23 October 2006

regarding studio 60 and america's love of really stupid television...

The following is a response posted at Slate.com's "Fray" to this article by Slate's Dan Kois:

The writer here focused way too much on the sketch comedy portion of the show, which isn't necessarily going to be a regular part of the show. Tonight's episode for example featured no sketches, only a bit of stand-up at the Improv which I assume the show wrote. It wasn't terribly funny, but that served the plot.

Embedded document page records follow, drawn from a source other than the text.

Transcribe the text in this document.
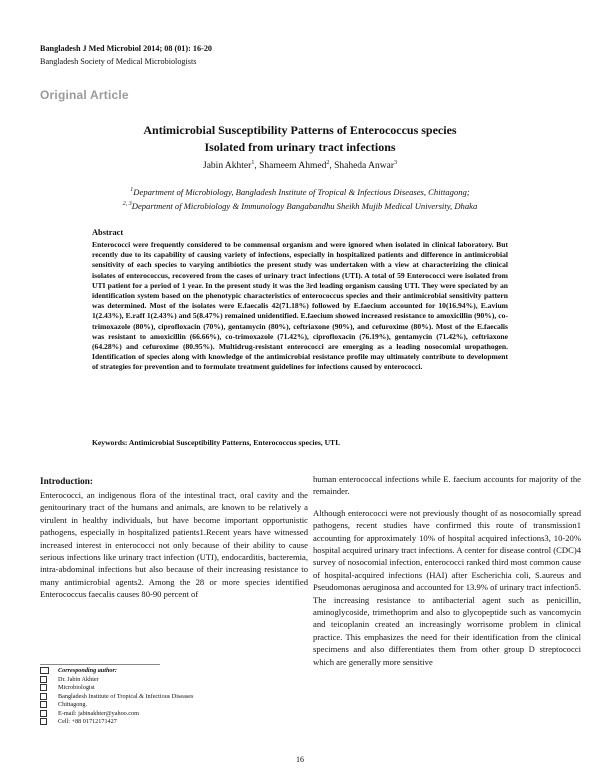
Bangladesh J Med Microbiol 2014; 08 (01): 16-20
Bangladesh Society of Medical Microbiologists
Original Article
Antimicrobial Susceptibility Patterns of Enterococcus species
Isolated from urinary tract infections
Jabin Akhter$^1$, Shameem Ahmed$^2$, Shaheda Anwar$^3$
$^1$Department of Microbiology, Bangladesh Institute of Tropical & Infectious Diseases, Chittagong;
$^{2, 3}$Department of Microbiology & Immunology Bangabandhu Sheikh Mujib Medical University, Dhaka
Abstract
Enterococci were frequently considered to be commensal organism and were ignored when isolated in clinical laboratory. But recently due to its capability of causing variety of infections, especially in hospitalized patients and difference in antimicrobial sensitivity of each species to varying antibiotics the present study was undertaken with a view at characterizing the clinical isolates of enterococcus, recovered from the cases of urinary tract infections (UTI). A total of 59 Enterococci were isolated from UTI patient for a period of 1 year. In the present study it was the 3rd leading organism causing UTI. They were speciated by an identification system based on the phenotypic characteristics of enterococcus species and their antimicrobial sensitivity pattern was determined. Most of the isolates were E.faecalis 42(71.18%) followed by E.faecium accounted for 10(16.94%), E.avium 1(2.43%), E.raff 1(2.43%) and 5(8.47%) remained unidentified. E.faecium showed increased resistance to amoxicillin (90%), co-trimoxazole (80%), ciprofloxacin (70%), gentamycin (80%), ceftriaxone (90%), and cefuroxime (80%). Most of the E.faecalis was resistant to amoxicillin (66.66%), co-trimoxazole (71.42%), ciprofloxacin (76.19%), gentamycin (71.42%), ceftriaxone (64.28%) and cefuroxime (80.95%). Multidrug-resistant enterococci are emerging as a leading nosocomial uropathogen. Identification of species along with knowledge of the antimicrobial resistance profile may ultimately contribute to development of strategies for prevention and to formulate treatment guidelines for infections caused by enterococci.
Keywords: Antimicrobial Susceptibility Patterns, Enterococcus species, UTI.
Introduction:
Enterococci, an indigenous flora of the intestinal tract, oral cavity and the genitourinary tract of the humans and animals, are known to be relatively a virulent in healthy individuals, but have become important opportunistic pathogens, especially in hospitalized patients1.Recent years have witnessed increased interest in enterococci not only because of their ability to cause serious infections like urinary tract infection (UTI), endocarditis, bacteremia, intra-abdominal infections but also because of their increasing resistance to many antimicrobial agents2. Among the 28 or more species identified Enterococcus faecalis causes 80-90 percent of

human enterococcal infections while E. faecium accounts for majority of the remainder.

Although enterococci were not previously thought of as nosocomially spread pathogens, recent studies have confirmed this route of transmission1 accounting for approximately 10% of hospital acquired infections3, 10-20% hospital acquired urinary tract infections. A center for disease control (CDC)4 survey of nosocomial infection, enterococci ranked third most common cause of hospital-acquired infections (HAI) after Escherichia coli, S.aureus and Pseudomonas aeruginosa and accounted for 13.9% of urinary tract infection5. The increasing resistance to antibacterial agent such as penicillin, aminoglycoside, trimethoprim and also to glycopeptide such as vancomycin and teicoplanin created an increasingly worrisome problem in clinical practice. This emphasizes the need for their identification from the clinical specimens and also differentiates them from other group D streptococci which are generally more sensitive

Corresponding author:
Dr. Jabin Akhter
Microbiologist
Bangladesh Institute of Tropical & Infectious Diseases
Chittagong.
E-mail: jabinakhter@yahoo.com
Cell: +88 01712171427
16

I think the point here is that this is a drama about making a television show which happens to be late-night sketch comedy. It could have easily been a news show and we wouldn't even be having this discussion. However, I believe the reason Sorkin picked a sketch comedy show is because of its pop-culture legacy. Even when it isn't that good, it is memorable because they dare to take shots at anyone, but especially our so-called leaders. Making it about that kind of show creates the platform to go after the kind of issues Sorkin wants to sermonize about.

Clearly some people tuned in week 1 thinking it was going to be 40 minutes of sketch comedy in prime-time and 10 minutes of behind-the scenes filler. Obviously if that is why you tuned in you made a mistake. So before you criticize the show for doing a bad job at creating sketch comedy moments, look more carefully at the real show, which incidentally is a drama. The sketch comedy doesn't have to be that great to be reminiscent of SNL, KITH, or MPFC, which is all it takes to serve its role as a plot device!Hopefully NBC isn't so dense as to think this show won't help pay the bills for the next 8-10 years.

Peace,

Brian

Oh and another thing, I seem to remember some of the dialogue on the show being ABOUT Matt-the-character's shyness to write really cutting edge political satire.The way I see it, the show is clearly meant to evolve. Tonight DL's character accused Perry's of being afraid to write good black comedy (African-American that is). So I think we are missing the point if we think the sketch comedy is supposed to be terrific already. I think the show is a work-in-progress, and I think the show-within-a-show is also a work-in-progress.